The stress Devinne’s passing created was off the charts for more than just the Pettaway family. Harvel realized that Devinne was someone who played football as a means to an end.
“He was a really great kid and he was not just a football-oriented kid,” he said. “Devinne would sit down and talk about what he wanted to do after football at King. He talked about law. He wanted to do some things in his life that are extra special.”
Devinne was extra special to his younger brother, too, and now it is up to Pettaway to continue that legacy.
He wanted to do it at King, wearing No. 32, which had been retired following Devinne’s death.
“It’s an honor, actually,” Pettaway said, “just to be in the same shoes he was in, wearing the same jersey number.”
The pain from his brother’s death still haunts Pettaway, who can’t seem to go a day without thinking about the last player to wear No. 32 at King.
“It’s almost every day, really,” he said. “I’ll be doing something and he’ll pop up in my head. I’ll be sitting around and start thinking and memories come back.”
Pettaway was terrific in King’s 40-6 semifinal victory over Livonia Franklin, running for 147 yards and two touchdowns, giving him 1,629 yards and 22 TDs in 13 games.
But games like that didn’t happen early in the season for the youngster.

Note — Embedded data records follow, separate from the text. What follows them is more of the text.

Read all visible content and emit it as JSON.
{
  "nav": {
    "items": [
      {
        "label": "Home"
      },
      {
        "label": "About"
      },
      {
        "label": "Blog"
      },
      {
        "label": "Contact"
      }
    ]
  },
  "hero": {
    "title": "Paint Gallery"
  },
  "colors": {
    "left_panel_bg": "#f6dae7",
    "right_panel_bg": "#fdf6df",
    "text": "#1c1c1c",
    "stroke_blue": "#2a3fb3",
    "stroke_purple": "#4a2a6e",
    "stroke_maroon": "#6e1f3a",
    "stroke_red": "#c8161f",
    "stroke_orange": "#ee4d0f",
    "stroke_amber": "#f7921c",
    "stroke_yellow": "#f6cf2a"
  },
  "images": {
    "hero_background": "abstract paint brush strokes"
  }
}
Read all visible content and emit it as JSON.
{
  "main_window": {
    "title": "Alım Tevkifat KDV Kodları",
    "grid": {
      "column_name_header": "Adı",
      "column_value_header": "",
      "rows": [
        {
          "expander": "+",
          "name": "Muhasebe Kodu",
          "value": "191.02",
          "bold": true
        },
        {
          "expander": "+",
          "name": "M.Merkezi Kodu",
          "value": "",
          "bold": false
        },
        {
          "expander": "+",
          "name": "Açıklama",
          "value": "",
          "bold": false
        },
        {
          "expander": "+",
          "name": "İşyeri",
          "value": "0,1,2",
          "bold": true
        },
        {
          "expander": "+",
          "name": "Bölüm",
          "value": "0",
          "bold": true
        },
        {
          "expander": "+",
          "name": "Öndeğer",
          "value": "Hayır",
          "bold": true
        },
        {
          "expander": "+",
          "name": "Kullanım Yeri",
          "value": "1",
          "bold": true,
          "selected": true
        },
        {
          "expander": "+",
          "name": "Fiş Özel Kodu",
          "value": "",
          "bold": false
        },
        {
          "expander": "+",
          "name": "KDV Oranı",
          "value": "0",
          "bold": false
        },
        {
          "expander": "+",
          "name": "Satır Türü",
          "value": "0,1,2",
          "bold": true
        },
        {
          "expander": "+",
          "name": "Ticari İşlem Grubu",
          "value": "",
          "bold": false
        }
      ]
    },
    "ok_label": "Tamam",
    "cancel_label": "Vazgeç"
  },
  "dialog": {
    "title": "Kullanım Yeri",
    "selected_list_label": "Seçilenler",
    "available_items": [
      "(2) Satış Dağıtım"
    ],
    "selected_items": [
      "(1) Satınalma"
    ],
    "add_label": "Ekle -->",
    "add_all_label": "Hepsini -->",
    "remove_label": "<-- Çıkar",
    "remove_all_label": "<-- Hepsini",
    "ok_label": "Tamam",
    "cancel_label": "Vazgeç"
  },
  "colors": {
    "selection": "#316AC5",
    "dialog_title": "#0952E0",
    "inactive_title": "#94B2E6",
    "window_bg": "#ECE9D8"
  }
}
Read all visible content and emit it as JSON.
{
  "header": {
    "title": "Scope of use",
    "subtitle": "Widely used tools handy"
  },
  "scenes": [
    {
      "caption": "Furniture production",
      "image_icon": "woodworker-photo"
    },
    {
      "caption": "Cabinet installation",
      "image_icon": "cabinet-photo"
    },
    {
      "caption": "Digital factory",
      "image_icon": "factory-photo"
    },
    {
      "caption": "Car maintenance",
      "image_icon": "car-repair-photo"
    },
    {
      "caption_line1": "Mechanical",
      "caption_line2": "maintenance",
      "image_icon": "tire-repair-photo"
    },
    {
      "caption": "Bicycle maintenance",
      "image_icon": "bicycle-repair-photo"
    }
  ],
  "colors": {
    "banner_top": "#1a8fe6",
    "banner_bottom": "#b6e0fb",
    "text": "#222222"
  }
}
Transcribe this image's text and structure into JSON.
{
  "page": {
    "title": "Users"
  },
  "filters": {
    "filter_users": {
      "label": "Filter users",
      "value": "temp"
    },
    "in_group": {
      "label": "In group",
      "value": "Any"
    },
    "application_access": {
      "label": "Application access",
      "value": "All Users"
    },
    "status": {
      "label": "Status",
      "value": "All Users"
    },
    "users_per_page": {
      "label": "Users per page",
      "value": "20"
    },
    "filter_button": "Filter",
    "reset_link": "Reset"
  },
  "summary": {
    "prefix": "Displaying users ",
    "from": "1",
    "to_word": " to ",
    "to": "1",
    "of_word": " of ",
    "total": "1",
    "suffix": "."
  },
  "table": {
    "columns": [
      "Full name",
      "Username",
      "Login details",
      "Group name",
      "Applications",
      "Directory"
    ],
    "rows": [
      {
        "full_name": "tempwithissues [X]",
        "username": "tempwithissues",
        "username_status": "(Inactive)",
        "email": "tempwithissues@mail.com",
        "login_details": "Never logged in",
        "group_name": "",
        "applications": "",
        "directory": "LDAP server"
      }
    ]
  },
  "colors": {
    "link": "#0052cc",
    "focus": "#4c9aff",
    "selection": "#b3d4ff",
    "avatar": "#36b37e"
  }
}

“He’s fit into the role that he’s molded for,” said Harvel. “It’s something I didn’t see from him early in the season, he’s getting the tough yards for us now.”
Early on Pettaway struggled adjusting to life in the PSL, where yards don’t come easy regardless of the competition.
“Our league, no matter what it might lack with a lot of good teams, everybody has a certain amount of athletes that can run and are physical,” Harvel explained. “That he sees every week in our league. A lot of guys he just can’t flat out out-run. He’s had to adjust his running style.”
Pettaway now runs hard inside between the tackles and is dishing out more punishment than he is receiving.
He has a grasp of what he is doing now. He is playing for his team, his school, his family and his departed best friend.
“I’m just playing, doing what I can do,” Pettaway said. “It’s very important. That’s the whole team goal, to win the state championship. And especially to win it for the family. That would be big, just to win another one and wear No. 32.”